Terkadang keadaan serba berkecukupan membuat kita lupa untuk melihat ke bawah. Beban
tugas yang banyak malah menjadi alasan untuk menuntut hak lebih. Hingga muncul pertanyaan, anggota DPR itu sebetulnya mewakili
siapa: Rakyat atau Partai Politik-nya?
Menghapus stigma, “anggota dewan merupakan keterwakilan kaum borjuis” memang sedikit
sulit, salah bertindak, beribu intrik akan cepat menyebar. Segala hal yang berkaitan dengan anggota DPR selalu
disorot. Dengan masa jabatan yang hanya 5 tahun, anggota DPR dituntut untuk efektif dalam pengambilan keputusan mengingat
begitu bayaknya RUU yang harus segera diselesaikan dan ekstra
hati-hati karena setiap
kebijakan yang mereka ambil menyangkut kesejahteraan rakyat dan masa depan
negeri ini.
Mencermati
kualitas anggota DPR
saat ini yang terlihat tidak benar-benar memahami persoalan bangsa, saya ingin, jikalau
sekiranya saya jadi bagian dari mereka, saya akan melakukan pembenahan di berbagai hal, utamanya hal – hal berikut:
- Mengerti dan memahami betul masalah kenegaraan.
Betul, masalah kenegaraan. Hal ini menjadi poin utama yang
akan saya coba ubah jika saya menjadi anggota DPR. Mengapa saya ingin mengubah
hal ini? Karena saya merasa seseorang, siapapun itu, ketika mencalonkan diri
menjadi anggota legislatif mereka sebenarnya tidak tahu untuk apa dan mengapa
mereka jadi anggota legislatif. Kebanyakan orang menganggap DPR merupakan
“mesin penghasil uang” yang paling menguntungkan, karena memang setiap proyek
pasti harus melewati meja DPR. Anggota dewan harus bisa memperjuangkan tercapainya
kesejahteraan rakyat melalui perannya sebagai lembaga negara di legislatif tanpa
harus mengorbankan moral demi urusan perut diri sendiri.

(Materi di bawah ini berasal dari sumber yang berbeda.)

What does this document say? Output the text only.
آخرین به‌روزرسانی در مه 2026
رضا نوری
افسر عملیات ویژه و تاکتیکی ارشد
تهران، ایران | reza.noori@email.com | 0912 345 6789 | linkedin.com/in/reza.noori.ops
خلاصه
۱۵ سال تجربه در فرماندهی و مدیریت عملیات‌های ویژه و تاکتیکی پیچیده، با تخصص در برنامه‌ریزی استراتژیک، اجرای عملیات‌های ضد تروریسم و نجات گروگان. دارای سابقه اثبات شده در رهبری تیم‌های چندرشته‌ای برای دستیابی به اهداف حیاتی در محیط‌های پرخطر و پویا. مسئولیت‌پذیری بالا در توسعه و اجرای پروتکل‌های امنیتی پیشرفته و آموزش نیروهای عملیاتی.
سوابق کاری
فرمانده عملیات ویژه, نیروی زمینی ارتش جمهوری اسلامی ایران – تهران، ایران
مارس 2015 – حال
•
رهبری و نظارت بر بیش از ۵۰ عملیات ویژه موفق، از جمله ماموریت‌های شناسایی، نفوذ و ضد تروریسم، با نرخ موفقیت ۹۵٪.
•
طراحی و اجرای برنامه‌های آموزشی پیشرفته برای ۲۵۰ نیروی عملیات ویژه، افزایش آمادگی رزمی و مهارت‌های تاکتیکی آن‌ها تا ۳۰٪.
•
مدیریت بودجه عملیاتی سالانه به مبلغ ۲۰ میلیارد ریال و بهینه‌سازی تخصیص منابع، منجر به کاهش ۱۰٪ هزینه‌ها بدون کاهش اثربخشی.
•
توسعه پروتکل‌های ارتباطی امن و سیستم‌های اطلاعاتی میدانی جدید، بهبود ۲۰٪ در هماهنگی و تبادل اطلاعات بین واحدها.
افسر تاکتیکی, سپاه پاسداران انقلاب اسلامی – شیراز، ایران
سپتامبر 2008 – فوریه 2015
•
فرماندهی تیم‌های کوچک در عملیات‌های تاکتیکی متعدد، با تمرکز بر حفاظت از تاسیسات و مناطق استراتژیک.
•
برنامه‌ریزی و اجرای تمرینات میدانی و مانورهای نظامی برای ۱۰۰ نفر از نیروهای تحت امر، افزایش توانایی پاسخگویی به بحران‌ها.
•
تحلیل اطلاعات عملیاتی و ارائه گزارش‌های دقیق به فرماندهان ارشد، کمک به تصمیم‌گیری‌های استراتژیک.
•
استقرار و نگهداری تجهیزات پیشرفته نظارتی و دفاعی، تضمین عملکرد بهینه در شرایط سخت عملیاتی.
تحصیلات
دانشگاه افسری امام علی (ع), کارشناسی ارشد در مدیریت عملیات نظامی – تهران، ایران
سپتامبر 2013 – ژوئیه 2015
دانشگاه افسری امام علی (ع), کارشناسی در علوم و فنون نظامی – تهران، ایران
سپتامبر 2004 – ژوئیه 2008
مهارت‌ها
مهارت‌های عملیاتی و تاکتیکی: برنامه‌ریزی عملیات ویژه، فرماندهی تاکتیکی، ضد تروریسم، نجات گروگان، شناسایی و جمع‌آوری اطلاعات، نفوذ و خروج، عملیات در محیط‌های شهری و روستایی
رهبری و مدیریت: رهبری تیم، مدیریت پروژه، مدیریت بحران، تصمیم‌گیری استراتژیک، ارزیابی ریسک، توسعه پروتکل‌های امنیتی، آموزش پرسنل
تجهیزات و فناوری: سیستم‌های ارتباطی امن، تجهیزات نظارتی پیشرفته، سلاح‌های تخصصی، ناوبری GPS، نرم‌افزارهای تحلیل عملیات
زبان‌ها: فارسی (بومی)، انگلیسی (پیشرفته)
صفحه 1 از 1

Inilah mengapa hal ini menjadi fokus utama perubahan yang
akan saya mulai agar para anggota legislatif memfokuskan diri untuk selalu berfikir
dan berfikir mengenai apa dan bagaimana masalah Negara dan bagaimana mencari
pemecahannya. Para anggota DPR harus tahu seluk beluk Negara, masalah apa yang
dihadapi dan kondisi terkini yang sedang dihadapi masyarakat, utamanya
menyangkut masalah kesejahteraan.
- Paham arti demokrasi sesungguhnya.
Dari rakyat, oleh rakyat, untuk
rakyat. Jargon ini sudah tidak asing lagi di telinga kita. Kalimat sederhana
yang sarat makna yang dicetuskan oleh Abraham Lincoln ini memang cocok
dijadikan pedoman bagi anggota dewan kenapa mereka disebut wakil rakyat. Dari
rakyat dan untuk rakyat bukanlah slogan semata.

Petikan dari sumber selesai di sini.